George Thornton Emmons
Born (1852-06-06)June 6, 1852
Baltimore, Maryland
Died June 11, 1945(1945-06-11) (aged 93)
Allegiance United States of America
Service/branch United States Navy
Years of service 1874–1899
Rank Lieutenant

George Thornton Emmons (June 6, 1852 – June 11, 1945) was an ethnographic photographer and a U.S. Navy Lieutenant.

He was born in Baltimore, Maryland. His father was George Foster Emmons.

He graduated from the U.S. Naval Academy in 1874. In 1881, he attained the Master rank, (1883) Lieutenant J.G. and (1887) Lieutenant.

In 1882, Emmons was stationed on the Pinta in Alaska, remaining there through the 1880s and 1890s. The Navy was largely responsible for stability in the region in those times.

Emmons married Kittie Baker in 1886.

Through his duties, Emmons got in contact with, and interested in, the Alaska Native cultures of the region: particularly the Tlingit and Tahltan. He began to record information and collect artifacts as he visited them on his leaves. He was dedicated to learning about native traditions, such Chilkat weaving,[1] bear hunting, feuds, and the potlatch (a very big ceremonial feast). With his understanding of beliefs and values, and his ethnographer's devotion, he also recorded Tlingit vocabulary. He was assigned to the World's Columbian Exposition to accompany the Alaskan exhibit from 18911893.
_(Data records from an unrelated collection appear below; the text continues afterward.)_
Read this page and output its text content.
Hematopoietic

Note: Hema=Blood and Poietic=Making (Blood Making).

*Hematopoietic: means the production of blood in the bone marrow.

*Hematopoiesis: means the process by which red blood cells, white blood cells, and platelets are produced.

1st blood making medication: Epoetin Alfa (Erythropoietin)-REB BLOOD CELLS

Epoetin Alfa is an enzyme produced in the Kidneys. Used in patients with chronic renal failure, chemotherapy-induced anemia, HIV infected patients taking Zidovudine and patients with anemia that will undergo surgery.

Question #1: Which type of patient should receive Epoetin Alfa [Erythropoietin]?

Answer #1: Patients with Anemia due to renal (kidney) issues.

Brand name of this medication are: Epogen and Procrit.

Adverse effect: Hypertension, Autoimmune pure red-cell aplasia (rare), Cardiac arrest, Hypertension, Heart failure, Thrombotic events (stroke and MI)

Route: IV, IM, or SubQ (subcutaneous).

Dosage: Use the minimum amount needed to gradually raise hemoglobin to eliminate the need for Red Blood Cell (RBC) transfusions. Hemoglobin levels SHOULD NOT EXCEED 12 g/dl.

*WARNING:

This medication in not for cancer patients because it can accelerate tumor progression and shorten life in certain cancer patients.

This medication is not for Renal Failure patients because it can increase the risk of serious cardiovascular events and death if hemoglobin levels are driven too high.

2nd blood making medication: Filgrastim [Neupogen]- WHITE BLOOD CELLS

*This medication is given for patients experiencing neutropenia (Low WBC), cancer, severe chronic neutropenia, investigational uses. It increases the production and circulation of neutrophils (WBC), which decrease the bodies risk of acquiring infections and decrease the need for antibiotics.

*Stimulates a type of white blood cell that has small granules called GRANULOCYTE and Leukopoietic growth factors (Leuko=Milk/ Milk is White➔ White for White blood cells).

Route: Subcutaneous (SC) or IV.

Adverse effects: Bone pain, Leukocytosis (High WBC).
Emmons retired in 1899 and took on special projects for the federal government. He was sent to Alaska in 1901 to locate border stone markers between Canada and the USA. He gave advice about Alaskan game and forests and salmon fishery in 1902. In 1904, he gathered information about white settlers and Alaska Natives and asked President Theodore Roosevelt to investigate the conditions of Alaska Natives and starvation among the Copper River Indians. He received Roosevelt's support, and presented a report to the Congress in 1905.

His interest in Alaska Natives brought him into close contact with the American Museum of Natural History, which purchased his first two collections of Alaska Native artifacts in the 1890s. Emmons had an exchange of items with the Museum for the next three decades. (In 1902 the Field Museum of Natural History purchased a large and varied collection of more than 1,900 Tlingit objects.) F. W. Putnam, curator of the American Natural History Museum, asked for his help on a report in 1896 and repeated the request to the Navy the following year. So Emmons was officially detached from active service and ordered to write the Ethnological Report on the Native Tribes of Southeast Alaska, elaborated from the museum collections. He became a regular contributor to The American Museum Journal (forerunner of Natural History journal) and other scholarly periodicals.

At the recommendation of Franz Boas, with whom he corresponded regularly and at the request of the president of the American Museum of Natural History, Morris K. Jesup, he began to organize his notes and prepare a manuscript on the Tlingit. When he died in Victoria, British Columbia in 1945, the encyclopedic work was still unfinished. The project was taken over by Frederica de Laguna in 1955 and finally published 1991 with the title The Tlingit Indians. It includes topics such as census data, names of clans and houses, species of plants and their uses, native calendars, and names of gambling sticks.

Writings

Journal articles by Emmons, G. T.:

Posthumously published books:

Chapter headings resemble the breadth of the work: The Land and the People; Social Organization; Villages, Houses, Forts, and Other Works; Travel and Transportation; Fishing and Hunting; Food and its Preparation; Arts and Industries: Men’s Work; Arts and Industries: Women’s Work; Dress and Decoration; The Life Cycle; Ceremonies; War and Peace; Illness and Medicine; Shamanism; Witchcraft; Games and Gambling; and Time, Tides, and Winds.